Another result of the present study was the significant effect of flaxseed supplementation on the concentration of visfatin in patients with UC. Moschen et al. reported that visfatin can increase production and secretion of inflammatory cytokines and may be considered a new pro inflammatory adipocytokine[40]. Also, it has been reported that visfatin plasma levels and its mRNA expression significantly increased in the patients with UC[6]. Researchers have suggested that visfatin exacerbates IBD through a variety of mechanisms. These mechanisms include effects on peripheral blood mononuclear cells, direct stimulation of pro-inflammatory cytokine production and suppression of neutrophil apoptosis[41, 42]. Moreover, it has been reported that visfatin has also been shown to increase the expression of some genes involved in inflammatory pathways, such as NF-κB p65(RelA) DNA-binding activity in human leukocytes by p38 and MEK-1 [43, 44].
Prior to our study, no study evaluated the effect of flaxseed supplementation on visfatin concentration. However, some studies have shown that omega-3 supplementation significantly reduces serum visfatin concentrations[45, 46].

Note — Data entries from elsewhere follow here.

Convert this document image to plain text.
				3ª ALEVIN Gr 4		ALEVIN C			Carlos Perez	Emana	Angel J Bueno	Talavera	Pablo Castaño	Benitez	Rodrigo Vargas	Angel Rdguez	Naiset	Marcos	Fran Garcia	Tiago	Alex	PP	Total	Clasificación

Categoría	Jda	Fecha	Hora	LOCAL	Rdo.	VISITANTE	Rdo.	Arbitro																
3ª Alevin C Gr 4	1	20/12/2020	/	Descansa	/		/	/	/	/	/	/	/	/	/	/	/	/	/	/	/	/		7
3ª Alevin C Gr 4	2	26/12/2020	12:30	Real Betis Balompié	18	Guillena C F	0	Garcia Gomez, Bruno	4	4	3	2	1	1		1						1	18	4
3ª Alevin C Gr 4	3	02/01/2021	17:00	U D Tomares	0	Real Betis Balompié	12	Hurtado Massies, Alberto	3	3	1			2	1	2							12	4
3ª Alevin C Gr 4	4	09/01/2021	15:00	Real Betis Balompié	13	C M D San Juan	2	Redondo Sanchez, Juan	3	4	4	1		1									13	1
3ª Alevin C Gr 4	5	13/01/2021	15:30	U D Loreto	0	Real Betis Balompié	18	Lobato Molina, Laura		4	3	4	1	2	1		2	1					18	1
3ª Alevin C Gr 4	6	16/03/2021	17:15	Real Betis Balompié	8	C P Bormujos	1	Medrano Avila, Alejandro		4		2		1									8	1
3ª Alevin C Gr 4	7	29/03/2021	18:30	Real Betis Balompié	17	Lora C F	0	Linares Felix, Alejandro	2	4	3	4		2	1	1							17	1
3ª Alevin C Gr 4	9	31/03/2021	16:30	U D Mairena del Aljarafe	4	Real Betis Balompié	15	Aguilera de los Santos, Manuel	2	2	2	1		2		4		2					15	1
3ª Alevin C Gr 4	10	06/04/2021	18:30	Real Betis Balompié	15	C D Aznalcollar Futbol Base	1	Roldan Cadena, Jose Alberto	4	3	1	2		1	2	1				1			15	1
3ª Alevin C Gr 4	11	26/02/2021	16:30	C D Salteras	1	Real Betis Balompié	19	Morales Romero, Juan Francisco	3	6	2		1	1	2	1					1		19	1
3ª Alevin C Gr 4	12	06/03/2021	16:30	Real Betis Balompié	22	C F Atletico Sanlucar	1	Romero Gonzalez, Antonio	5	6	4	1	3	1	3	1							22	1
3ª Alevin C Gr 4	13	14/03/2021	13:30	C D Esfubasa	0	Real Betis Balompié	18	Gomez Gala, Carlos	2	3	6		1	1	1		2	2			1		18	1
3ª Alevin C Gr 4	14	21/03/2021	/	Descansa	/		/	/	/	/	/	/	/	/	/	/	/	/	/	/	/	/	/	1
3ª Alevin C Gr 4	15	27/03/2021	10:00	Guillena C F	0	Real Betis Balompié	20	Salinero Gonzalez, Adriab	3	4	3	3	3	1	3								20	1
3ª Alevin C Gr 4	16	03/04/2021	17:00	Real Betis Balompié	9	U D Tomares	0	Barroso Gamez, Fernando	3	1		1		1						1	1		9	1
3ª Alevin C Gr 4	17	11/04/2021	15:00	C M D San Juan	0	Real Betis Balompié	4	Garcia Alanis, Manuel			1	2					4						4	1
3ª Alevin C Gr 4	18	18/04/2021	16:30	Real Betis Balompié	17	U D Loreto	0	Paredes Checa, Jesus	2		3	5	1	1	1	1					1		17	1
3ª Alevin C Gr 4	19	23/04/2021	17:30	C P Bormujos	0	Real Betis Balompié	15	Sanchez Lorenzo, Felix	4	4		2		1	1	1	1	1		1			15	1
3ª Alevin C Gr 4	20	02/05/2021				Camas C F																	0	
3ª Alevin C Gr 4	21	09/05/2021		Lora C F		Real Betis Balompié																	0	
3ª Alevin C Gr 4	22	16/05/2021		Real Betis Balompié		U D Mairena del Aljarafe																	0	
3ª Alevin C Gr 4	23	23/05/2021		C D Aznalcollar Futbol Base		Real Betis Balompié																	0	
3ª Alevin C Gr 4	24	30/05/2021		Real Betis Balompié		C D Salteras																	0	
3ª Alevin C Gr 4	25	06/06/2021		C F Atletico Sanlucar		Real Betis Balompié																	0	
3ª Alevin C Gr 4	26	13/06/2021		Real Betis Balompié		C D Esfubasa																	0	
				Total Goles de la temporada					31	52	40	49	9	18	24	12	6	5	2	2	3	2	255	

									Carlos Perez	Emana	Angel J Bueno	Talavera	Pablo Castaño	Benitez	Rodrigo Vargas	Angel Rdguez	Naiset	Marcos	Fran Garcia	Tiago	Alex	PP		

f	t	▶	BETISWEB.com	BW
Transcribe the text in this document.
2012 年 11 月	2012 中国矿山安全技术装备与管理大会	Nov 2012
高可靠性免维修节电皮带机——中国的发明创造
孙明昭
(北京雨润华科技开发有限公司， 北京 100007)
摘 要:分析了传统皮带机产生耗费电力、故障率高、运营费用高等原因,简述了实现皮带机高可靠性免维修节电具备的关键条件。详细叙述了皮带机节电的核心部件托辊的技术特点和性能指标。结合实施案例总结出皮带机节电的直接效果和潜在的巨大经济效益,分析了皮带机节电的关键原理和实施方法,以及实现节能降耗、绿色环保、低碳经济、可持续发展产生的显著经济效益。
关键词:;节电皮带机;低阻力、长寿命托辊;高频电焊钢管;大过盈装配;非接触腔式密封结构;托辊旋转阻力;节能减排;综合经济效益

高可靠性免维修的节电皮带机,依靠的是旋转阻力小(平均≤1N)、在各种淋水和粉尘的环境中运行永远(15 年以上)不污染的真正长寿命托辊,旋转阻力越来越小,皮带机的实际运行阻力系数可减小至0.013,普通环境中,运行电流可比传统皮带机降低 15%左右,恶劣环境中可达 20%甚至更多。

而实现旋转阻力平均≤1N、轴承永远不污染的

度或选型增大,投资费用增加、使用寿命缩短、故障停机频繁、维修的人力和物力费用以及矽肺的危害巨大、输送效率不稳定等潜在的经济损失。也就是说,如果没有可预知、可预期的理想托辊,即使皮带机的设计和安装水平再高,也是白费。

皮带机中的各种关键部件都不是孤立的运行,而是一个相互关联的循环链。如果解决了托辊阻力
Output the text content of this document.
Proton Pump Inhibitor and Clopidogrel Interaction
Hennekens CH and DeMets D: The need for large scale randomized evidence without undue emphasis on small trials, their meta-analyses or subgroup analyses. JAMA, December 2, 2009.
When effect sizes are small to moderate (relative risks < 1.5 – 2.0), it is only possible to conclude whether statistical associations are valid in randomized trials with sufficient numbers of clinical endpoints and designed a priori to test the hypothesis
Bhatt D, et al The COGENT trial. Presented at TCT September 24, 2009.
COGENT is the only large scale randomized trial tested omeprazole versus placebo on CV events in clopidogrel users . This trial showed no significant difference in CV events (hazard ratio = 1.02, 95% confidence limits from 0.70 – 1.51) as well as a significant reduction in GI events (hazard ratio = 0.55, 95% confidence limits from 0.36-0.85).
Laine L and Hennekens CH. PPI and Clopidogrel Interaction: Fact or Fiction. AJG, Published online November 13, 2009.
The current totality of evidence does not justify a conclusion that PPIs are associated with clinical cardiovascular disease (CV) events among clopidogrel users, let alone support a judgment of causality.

Our study was the first clinical trial to evaluate the effect of flaxseed supplementation on adipokine levels in patients with UC. However, there were some limitations in the present study that should be considered in analyzing the results. In this study, serum leptin concentration was not assessed. Due to the strong correlation between leptin concentration and the severity of inflammation, evaluation of this factor could increase the accuracy of the results. On the other hand, measuring the expression of genes related to some inflammatory factors could be helpful. On the other hand, one of the most important limitations of this study was the type of study design, which due to the lack of a suitable placebo, the possibility of double blinding in the study was not provided.